According to Forbes.com, there is a right way and a wrong way to make a to-do list. The biggest mistake people make when making a list is the quality of the list versus the quantity of the list. Many people believe that if they get everything on their list done within an appropriate time limit, they did a good job and therefore have a feeling of accomplishment. But sometimes, a list can contain menial chores at the top and harder tasks at the bottom. Who would have thought that there is a right way and a wrong way to organize a to-do list? Forbes’s suggestion is to find a way to eliminate many of the little tasks by combining them. When that happens, a person will feel more accomplished and will ultimately become more successful over time when it comes to completing tasks.
Another mistake people make is using the list as a form of torture. When people create a long list of endless tasks to do, at some point, it is possible to become stressed. The energy someone initially had to complete the tasks becomes depleted. The No. 1 thing to remember is to focus on the task at hand instead of worrying about what tasks you have to accomplish. By doing this, the probability is higher that the tasks will get done, and you will be more productive when completing the tasks.
There really is no secret to creating and accomplishing a successful to-do list. These steps are easy to follow and will increase your productivity. The first step to creating a to-do list is to keep it simple. Forbes suggests having no more than three things on the list. In reality, college students usually have more than three things to do, and all the endless tasks seem to have the same level of importance. A good suggestion might be to write everything down that you need to get done all at once. This is not your to-do list; this is just a “mind dump,” according to Forbes. The mind dump is something to do to clear your head of the things that need to get done. After you have written everything down, divide the items into separate lists. Then divide those lists into different days of the week. That way, you will not get overwhelmed by the amount of work you must do.

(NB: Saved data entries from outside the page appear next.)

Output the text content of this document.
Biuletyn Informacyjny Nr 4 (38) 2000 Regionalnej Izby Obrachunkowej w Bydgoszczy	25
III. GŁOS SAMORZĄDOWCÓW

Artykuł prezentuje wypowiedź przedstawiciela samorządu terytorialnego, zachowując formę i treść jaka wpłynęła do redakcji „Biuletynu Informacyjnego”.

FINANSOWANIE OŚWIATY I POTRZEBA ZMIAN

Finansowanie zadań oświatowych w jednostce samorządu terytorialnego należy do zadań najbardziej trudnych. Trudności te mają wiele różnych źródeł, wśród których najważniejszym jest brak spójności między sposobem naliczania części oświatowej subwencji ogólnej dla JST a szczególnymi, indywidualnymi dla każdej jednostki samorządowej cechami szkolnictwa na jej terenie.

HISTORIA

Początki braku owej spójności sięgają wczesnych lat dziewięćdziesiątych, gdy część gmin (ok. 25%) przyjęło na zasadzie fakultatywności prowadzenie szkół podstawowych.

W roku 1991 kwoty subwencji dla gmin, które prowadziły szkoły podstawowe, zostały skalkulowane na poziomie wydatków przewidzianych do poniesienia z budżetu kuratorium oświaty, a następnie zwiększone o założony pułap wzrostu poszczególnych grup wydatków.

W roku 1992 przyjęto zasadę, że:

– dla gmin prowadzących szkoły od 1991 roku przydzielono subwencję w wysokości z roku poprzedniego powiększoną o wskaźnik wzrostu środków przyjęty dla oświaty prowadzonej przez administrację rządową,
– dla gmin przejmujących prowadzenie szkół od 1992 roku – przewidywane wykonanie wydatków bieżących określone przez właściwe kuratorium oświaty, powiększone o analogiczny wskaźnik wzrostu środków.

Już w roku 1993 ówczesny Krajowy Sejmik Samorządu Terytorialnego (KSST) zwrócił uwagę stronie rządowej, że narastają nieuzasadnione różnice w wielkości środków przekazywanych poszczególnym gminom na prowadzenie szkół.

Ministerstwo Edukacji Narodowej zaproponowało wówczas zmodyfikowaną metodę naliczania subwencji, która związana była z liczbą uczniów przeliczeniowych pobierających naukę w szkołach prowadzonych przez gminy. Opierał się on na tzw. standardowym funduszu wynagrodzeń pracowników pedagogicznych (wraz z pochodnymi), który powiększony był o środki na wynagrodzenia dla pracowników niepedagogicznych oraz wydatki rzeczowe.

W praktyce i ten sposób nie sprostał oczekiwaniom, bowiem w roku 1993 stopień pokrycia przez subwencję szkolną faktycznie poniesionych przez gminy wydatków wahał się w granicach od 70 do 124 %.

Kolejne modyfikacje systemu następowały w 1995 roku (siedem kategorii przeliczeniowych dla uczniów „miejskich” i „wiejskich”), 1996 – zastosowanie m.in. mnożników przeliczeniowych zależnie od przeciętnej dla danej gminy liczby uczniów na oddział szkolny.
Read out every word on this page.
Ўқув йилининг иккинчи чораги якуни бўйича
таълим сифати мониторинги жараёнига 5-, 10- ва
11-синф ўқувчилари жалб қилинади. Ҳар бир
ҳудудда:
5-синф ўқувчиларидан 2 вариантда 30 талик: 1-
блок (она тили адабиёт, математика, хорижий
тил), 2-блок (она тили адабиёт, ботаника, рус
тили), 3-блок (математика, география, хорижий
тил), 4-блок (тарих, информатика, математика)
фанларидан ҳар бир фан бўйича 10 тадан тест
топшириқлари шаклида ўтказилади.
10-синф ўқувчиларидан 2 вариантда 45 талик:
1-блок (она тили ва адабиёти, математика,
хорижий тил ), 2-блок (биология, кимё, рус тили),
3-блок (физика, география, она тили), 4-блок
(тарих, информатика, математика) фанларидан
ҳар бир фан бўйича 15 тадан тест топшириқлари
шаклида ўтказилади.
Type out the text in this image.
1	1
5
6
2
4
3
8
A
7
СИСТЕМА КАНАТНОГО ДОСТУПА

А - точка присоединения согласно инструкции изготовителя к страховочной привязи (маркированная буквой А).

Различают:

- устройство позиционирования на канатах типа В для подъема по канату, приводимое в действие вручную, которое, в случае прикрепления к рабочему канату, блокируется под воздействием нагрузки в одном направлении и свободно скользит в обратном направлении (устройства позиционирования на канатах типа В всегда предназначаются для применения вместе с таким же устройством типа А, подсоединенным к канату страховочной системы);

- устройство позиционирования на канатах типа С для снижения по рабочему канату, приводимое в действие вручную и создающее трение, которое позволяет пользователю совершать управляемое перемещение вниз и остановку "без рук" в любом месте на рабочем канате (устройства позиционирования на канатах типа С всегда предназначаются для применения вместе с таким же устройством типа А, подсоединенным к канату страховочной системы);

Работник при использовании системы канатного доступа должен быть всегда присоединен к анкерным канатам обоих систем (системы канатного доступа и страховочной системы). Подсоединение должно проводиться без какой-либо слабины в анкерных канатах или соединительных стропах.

One thing to remember is to also create a schedule of when things are due in order to make your to-do include items in order of the highest priority level to the lowest.
The second step is to make your to-do list the night before you hope to complete it. This helps you have a clear mind when you wake up the following morning. By having your to-do list right in the morning, you already know what items need to be completed by the end of the day, or by a certain time. Then you can spend your time getting the tasks done instead of wasting time and energy of thinking about what tasks need to be completed.
So you’ve created your list. Now what? The first thing you should do in the morning is to tackle the first item on your list. The morning is the time of the day when you are the most fresh, so having a harder task at the top of your list is a benefit not only to you, but also to the item that you need to accomplish.
As students, we are sometimes pushed to our breaking point with a staggering amount of coursework and extracurricular activities, but what you get out of your college experience is what you put into it. By starting out with an organized plan, it will not only eliminate stress, but will make your college experience more enjoyable.
And that is how I see creating and accomplishing a to-do list “Through My Eyes.”